“The Essence of the Story of the Resurrection”
Sermon, Easter Sunday, April 21, 2019 by rev Gloria Christian
Isaiah 65:17-25
John 20: 1-18
“The Essence of the Story of the Resurrection”
Emily Dickinson once wrote a poem:
I measure every grief I meet I wonder if it hurts to live
With narrow, probing eyes And if they have to try
I wonder if it weighs like mine And whether if they could choose between
Or has an easier size. It would not be to die.
The truth must be confessed on Easter morning – it often does hurt to live, and there are times when some of us might choose to die. Over the years brave people have spoken to me of their pain and suffering, sorrow and grief, and have wondered aloud if they could go on living.

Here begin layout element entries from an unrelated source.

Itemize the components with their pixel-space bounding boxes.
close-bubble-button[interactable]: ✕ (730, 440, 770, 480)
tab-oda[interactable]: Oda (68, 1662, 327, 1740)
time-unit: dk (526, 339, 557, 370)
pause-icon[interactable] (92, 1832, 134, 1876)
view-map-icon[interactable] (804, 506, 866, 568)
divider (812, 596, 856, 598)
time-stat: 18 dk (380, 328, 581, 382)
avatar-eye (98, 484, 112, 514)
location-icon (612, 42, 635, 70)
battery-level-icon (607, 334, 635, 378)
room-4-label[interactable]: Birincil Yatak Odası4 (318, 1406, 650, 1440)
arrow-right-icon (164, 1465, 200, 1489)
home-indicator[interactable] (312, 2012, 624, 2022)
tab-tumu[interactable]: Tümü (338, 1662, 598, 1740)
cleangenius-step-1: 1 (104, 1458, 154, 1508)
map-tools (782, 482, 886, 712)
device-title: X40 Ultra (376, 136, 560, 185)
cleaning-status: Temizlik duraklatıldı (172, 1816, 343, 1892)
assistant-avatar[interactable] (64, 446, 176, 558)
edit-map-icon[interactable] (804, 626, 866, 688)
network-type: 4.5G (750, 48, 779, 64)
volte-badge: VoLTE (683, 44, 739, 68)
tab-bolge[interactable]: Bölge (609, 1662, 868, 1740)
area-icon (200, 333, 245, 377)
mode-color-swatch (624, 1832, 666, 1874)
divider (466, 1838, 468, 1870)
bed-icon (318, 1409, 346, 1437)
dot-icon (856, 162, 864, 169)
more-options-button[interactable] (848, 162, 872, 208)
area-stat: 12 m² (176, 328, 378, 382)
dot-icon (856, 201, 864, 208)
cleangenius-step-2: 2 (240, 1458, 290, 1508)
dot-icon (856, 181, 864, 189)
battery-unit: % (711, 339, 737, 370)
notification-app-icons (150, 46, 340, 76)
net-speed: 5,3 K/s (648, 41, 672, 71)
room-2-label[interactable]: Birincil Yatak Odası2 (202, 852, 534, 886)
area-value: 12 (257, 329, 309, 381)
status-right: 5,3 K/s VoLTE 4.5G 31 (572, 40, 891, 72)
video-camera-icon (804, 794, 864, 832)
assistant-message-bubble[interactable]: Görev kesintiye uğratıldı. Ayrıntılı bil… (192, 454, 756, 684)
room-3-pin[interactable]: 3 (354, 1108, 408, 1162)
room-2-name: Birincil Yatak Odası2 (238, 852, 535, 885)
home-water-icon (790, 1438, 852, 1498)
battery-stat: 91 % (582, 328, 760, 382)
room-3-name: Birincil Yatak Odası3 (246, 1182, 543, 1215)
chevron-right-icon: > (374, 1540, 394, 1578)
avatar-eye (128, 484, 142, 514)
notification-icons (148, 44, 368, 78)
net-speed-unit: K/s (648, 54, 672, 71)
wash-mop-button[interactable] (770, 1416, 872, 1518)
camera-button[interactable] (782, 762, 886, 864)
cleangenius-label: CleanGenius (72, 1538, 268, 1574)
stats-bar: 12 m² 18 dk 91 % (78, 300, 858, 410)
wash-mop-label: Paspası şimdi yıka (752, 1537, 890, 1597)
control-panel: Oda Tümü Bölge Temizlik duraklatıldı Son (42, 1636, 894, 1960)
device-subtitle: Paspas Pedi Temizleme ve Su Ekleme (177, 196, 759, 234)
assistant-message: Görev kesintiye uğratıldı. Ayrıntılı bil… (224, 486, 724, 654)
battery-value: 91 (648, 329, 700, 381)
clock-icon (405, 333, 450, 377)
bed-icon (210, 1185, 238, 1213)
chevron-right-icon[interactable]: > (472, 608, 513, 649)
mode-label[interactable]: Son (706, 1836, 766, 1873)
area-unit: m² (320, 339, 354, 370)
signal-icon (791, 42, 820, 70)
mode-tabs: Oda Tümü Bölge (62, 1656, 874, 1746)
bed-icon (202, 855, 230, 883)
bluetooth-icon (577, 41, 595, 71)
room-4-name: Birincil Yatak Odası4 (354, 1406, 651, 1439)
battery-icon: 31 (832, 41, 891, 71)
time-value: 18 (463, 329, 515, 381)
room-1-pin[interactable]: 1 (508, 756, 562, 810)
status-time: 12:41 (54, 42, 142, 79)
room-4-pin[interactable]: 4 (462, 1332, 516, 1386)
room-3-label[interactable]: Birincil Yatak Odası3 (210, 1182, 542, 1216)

I have seen brave people in hospital beds, hoping against hope, fighting against all odds in their determination to live. Their courage and firm resolve were exemplary beyond comparison. On the other hand, I have known people whose pain has become untreatable and unbearable. There are times of great physical and mental anguish when many of us have thought favourably of death. Many of us have so much pain and anguish in this life we wonder if we ever could rise to the challenge to live again. Maybe these people can say to us; Excuse me, did you know him? Did Jesus have the profound wish to be done with the pain of living.
Today is Easter morning and Easter is just the opposite of what came before for Jesus. Easter is the bold proclamation of the life-wish, the startling announcement of victory over death in all its forms and the startling challenge to live again. As the angel said to the women on Easter morning long ago; Why seek the living among the dead? He is not here. He is risen. He is living again. Therefore, when on Easter Christians are faced with the challenge to live again, it might be said that we stand with the majority to live anew. The resurrected Jesus challenges us to live for the causes he died for; peace and justice, hope and faith, compassion and to challenge all the forces of darkness.
Some see the Easter Resurrection as a challenge to look forward to the world yet to come as described in Isaiah this morning:
Watch! I am creating new skies and new earth!
Earlier things will not be remembered,
nor even rise into the mind!
But you must delight and be glad forever
about what I am creating:
Just watch! I am creating Jerusalem a joy,
its people a delight.
I will rejoice in Jerusalem, delight in my people.
Never again will the sound of weeping or the cry of distress by heard! (Is. 65:17-19)
This is the essence of the story of resurrection. God is creating something new! Not only a resuscitated corpse, but a new way of seeing the world that God has given to us. The old ways we have followed will no longer work. Our important words for this world must now be joy and delight in the face of this fabulously creating God. No longer will we focus on weeping and distress, though all of us know too well that there are copious tears and loud wailing to be found in too many places. But rather than imagine that there are only tears and wailing to be heard, God urges us to face these monumental problems not with despair and hopelessness, but with the joy of hope and the delight of shared work.
When Isaiah mentions that “Jerusalem” will be God’s joy and delight, he does not mean only that physical location, since when he is writing that city is still a smoldering ruin, having been destroyed by the Babylonian aggressors some years before, and has yet to be rebuilt in any recognizable way. Jerusalem has become for him the focus of God’s concerted attempts to make new skies and earth. In other words, we, our world, have become God’s Jerusalem, the center of God’s new creation, the focus of God’s joy and delight. And then Isaiah gets more specific about God’s new creation.
No more will there be an infant living but a few days,
or an elderly one not living a full lifetime.
One who dies at a hundred will be thought a youth;
One falling short of a hundred will be thought cursed.
Obviously, infant mortality was a huge concern 2500 years ago; even in Elizabethan England 400 years ago, barely 50 percent of children survived past two years. One can only imagine in nightmares the figure during the time of Isaiah. I read just yesterday that there are now nearly 600,000 people living in our world who are 100 years old. This is, of course, in a world of over 8 billion! Our odds of achieving what has long been- seen as extreme old age remain low. But while God is creating a new earth, such a feat will not be difficult at all.
Mary Magdalene had good reason to be devoted to Jesus. Mary had been in a poor state of health, a broken person, and Jesus restored her to good health. Being a disciple of Jesus, Mary was able to live a happy life, an abundant life. Feeling all was gone, Mary with eyes full of tears and a mind on the brink of despair was the first witness to the resurrection of Jesus. The appearance of Jesus at her side is very mysterious. We don’t need a story that will hold up in a court of law. Mary’s testimony is just fine. The disciples came to believe and discovered later-on that Jesus did live on, among them, within them. The living presence of the risen Lord came to dwell in the community of faith of the early Christians and even to this day right here.
We have a secret kinship with Mary Magdalene and her love for the risen Christ. We too have been made more- healthy by our relationship with Jesus. Mary comes running back from the empty tomb with great excitement and into our thoughts saying, I have seen the Lord! Alleluia! May her good news is sufficient- for us. Amen.